# Foggy old redcliffe 02/10



## ArWeTherYet (Mar 25, 2007)

Weather was good and I had a free morning, so I decided to go for a paddle at Queens beach. There was a thick blanket of fog around Redcliffe this morning, visibility was down to less than 50 mtrs at times.
Anyways I paddled out into the abyss hoping that no stray ships would be poking through the fog and running me over. There was a stinky boat I could hear coming towards me at one time, so I wound my lines in and hung close to the rocks, he did poke through eventually about 50 mtrs away and turned sharply to miss me and the rocks, then powered on back into the fog......hmmm accident waiting to happen.
Fishing was a bit ordenairy it was low tide and there wasn't much water movement. Did hook up a cod but lost him to the rocks, the 4lbs line wasn't enough to get him out of his hidy hole.....i got to remember to spool up my 8lb line. Hooked a little trevally as well which was fun on 4lb line, but I couldn't find any of his mates and gave it away.

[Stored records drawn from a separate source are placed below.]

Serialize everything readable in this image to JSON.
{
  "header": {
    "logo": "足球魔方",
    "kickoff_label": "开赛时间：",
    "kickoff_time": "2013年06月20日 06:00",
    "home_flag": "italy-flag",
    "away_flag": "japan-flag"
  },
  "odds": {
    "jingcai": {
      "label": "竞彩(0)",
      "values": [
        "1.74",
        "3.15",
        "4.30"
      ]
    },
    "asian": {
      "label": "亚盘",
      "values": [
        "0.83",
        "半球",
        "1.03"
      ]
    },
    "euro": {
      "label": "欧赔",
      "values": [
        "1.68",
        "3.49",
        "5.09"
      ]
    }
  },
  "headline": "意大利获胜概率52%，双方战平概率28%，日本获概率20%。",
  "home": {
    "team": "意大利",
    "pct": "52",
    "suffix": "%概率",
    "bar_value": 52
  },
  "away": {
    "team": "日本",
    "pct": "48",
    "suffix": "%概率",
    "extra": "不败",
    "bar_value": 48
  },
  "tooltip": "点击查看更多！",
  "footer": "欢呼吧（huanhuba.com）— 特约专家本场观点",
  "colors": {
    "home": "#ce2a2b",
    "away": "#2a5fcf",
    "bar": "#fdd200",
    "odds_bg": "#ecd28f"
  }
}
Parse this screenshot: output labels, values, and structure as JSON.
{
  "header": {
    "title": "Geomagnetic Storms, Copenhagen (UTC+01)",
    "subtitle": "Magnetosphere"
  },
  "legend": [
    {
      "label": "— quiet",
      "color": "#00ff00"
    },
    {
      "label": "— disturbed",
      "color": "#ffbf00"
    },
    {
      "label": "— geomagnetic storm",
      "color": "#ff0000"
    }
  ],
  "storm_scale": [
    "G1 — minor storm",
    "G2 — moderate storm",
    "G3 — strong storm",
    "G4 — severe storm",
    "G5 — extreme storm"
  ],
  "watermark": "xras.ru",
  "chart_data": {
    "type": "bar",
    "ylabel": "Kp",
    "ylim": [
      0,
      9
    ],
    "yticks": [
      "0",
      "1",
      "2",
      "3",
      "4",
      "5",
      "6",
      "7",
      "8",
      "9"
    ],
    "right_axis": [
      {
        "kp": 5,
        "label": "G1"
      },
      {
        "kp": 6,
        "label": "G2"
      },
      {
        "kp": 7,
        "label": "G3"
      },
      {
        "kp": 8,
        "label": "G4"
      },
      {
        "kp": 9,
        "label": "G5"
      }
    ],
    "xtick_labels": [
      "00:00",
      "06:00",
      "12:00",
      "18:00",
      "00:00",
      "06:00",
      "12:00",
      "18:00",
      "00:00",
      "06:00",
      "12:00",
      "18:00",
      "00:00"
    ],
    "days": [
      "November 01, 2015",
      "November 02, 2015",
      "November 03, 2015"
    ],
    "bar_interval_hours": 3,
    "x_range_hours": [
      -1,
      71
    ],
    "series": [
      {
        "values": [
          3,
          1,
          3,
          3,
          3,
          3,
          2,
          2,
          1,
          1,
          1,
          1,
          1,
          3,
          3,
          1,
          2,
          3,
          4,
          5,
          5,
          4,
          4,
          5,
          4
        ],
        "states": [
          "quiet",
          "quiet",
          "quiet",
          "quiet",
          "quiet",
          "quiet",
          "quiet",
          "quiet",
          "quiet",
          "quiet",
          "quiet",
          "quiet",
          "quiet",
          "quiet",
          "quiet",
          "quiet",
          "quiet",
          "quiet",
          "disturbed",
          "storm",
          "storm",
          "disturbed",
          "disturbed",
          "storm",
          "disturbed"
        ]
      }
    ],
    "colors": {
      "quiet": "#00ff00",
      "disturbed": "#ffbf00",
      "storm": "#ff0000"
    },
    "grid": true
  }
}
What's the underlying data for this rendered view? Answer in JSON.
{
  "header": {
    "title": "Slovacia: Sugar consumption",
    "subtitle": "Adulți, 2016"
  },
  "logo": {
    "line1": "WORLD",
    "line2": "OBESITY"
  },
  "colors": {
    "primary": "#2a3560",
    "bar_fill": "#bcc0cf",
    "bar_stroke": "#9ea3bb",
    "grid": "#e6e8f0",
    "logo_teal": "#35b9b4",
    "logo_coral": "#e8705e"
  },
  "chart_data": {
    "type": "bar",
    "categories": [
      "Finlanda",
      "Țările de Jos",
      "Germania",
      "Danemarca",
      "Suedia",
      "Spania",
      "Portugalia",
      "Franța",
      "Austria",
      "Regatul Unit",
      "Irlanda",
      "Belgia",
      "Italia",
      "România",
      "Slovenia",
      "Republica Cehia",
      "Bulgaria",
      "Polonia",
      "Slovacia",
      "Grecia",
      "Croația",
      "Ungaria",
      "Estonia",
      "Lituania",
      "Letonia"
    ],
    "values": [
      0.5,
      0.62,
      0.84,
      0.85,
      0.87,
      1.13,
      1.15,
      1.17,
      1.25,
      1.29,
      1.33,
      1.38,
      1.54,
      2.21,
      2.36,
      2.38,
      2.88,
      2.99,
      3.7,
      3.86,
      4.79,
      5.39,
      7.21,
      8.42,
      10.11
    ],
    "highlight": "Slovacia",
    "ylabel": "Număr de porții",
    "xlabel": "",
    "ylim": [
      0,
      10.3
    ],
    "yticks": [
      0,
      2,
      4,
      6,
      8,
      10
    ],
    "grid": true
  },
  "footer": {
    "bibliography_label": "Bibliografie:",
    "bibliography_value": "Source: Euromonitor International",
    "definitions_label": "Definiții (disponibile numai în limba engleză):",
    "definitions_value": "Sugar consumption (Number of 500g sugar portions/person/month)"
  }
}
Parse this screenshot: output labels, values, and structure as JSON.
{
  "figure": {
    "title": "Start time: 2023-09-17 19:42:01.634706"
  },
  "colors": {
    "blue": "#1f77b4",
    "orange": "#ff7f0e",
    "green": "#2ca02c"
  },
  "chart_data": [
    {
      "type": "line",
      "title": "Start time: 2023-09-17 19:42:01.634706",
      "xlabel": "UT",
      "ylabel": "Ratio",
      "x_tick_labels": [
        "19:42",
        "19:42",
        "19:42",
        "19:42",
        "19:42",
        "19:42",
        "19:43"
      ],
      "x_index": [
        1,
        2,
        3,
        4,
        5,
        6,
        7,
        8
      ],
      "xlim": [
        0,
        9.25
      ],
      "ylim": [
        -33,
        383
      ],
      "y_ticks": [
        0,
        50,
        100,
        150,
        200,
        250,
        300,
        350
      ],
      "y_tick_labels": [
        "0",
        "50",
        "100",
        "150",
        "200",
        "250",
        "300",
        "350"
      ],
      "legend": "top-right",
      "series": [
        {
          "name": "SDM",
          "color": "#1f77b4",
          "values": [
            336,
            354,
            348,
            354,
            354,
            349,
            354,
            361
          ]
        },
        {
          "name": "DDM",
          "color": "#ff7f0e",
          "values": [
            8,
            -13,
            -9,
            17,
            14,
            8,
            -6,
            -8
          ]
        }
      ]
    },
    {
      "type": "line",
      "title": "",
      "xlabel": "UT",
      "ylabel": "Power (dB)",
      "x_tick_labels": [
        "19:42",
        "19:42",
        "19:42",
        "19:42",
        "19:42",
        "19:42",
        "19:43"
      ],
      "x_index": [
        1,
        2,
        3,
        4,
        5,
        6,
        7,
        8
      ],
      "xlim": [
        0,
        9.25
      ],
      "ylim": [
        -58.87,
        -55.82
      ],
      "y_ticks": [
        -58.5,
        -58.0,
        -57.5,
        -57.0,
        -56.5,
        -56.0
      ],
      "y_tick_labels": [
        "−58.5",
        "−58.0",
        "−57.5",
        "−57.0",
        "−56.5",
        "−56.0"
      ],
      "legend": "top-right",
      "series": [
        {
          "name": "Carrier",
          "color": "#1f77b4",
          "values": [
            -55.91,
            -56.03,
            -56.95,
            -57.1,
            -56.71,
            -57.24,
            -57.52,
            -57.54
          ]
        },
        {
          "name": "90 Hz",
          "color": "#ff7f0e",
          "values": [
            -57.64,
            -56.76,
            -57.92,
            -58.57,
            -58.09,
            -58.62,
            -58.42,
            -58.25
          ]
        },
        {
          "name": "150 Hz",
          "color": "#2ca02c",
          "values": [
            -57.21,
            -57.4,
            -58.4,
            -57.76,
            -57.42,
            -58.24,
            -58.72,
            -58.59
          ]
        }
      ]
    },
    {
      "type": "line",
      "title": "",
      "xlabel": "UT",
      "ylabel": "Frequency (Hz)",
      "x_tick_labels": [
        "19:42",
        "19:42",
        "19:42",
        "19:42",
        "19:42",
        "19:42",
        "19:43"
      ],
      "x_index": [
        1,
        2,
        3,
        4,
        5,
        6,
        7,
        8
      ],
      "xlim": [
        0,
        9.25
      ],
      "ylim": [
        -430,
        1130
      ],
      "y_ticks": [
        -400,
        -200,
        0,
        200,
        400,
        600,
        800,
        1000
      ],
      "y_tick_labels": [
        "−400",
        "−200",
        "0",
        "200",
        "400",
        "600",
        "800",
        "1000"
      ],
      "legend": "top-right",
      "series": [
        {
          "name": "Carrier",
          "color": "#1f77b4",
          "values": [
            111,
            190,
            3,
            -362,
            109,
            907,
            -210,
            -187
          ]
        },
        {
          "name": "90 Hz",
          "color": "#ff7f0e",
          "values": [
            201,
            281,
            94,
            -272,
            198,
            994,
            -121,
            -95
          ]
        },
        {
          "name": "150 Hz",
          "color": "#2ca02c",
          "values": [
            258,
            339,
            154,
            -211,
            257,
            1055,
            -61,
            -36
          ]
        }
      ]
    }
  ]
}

BTW I saw a bloke and his son, who looked no more than about 9, fishing from 2 separate kayaks. They were just drifting around while tide together, then paddled separate.....cool.

fog


----------



## bushwoodboy (Oct 5, 2006)

Nice photo's Paul.
Must have really needed that morning off after coming back from holidays :lol: 
BTW catch much while you were away?
Cheers Mal


----------



## RedPhoenix (Jun 13, 2006)

Unfortunately, due to the change in ownership of this web site and the lack of response by the owners to my requests to remove my email address from all administrative-level notifications and functionality, I have decided to remove my posts on AKFF. Thank you for the great times, the fantastic learning experiences and the many many fish. If you are desperate for the old content of this particular post, it is available below base64 encoded and bzip2 compressed.

Red.

----

QlpoOTFBWSZTWURIOVYAAARXgAAQQAUAgFAAJq2XACAAIoaaaaNNHqaFMJpoDTEKhYzDldEXu2ABwvikHg4b4u5IpwoSCIkHKsA=


----------



## ArWeTherYet (Mar 25, 2007)

bushwoodboy said:


> Nice photo's Paul.
> Must have really needed that morning off after coming back from holidays :lol:
> BTW catch much while you were away?
> Cheers Mal


Hi Mal
Yep I needed another days fishing after one day back at work.....you know how it is 8)  
I will do a report about my week away, but it wont be nice, 20 knot northerlies coupled with 3 mtr tides doesn't make good kayak fishing. 
Hi red
Trevs are a lot of fun on light gear, they fight a lot harder and longer than equivalent sized brimbos and squire. Wish I could have hoked up a few more. Spoke to a bloke at the ramp who reckoned that the mackerel were chasing bait fish around in front of the boat ramp yesterday. Will need to make sure I take along a few chrome slugs with me next time. There are a few pikey around still, good for live bait if there is anything bigger around.


----------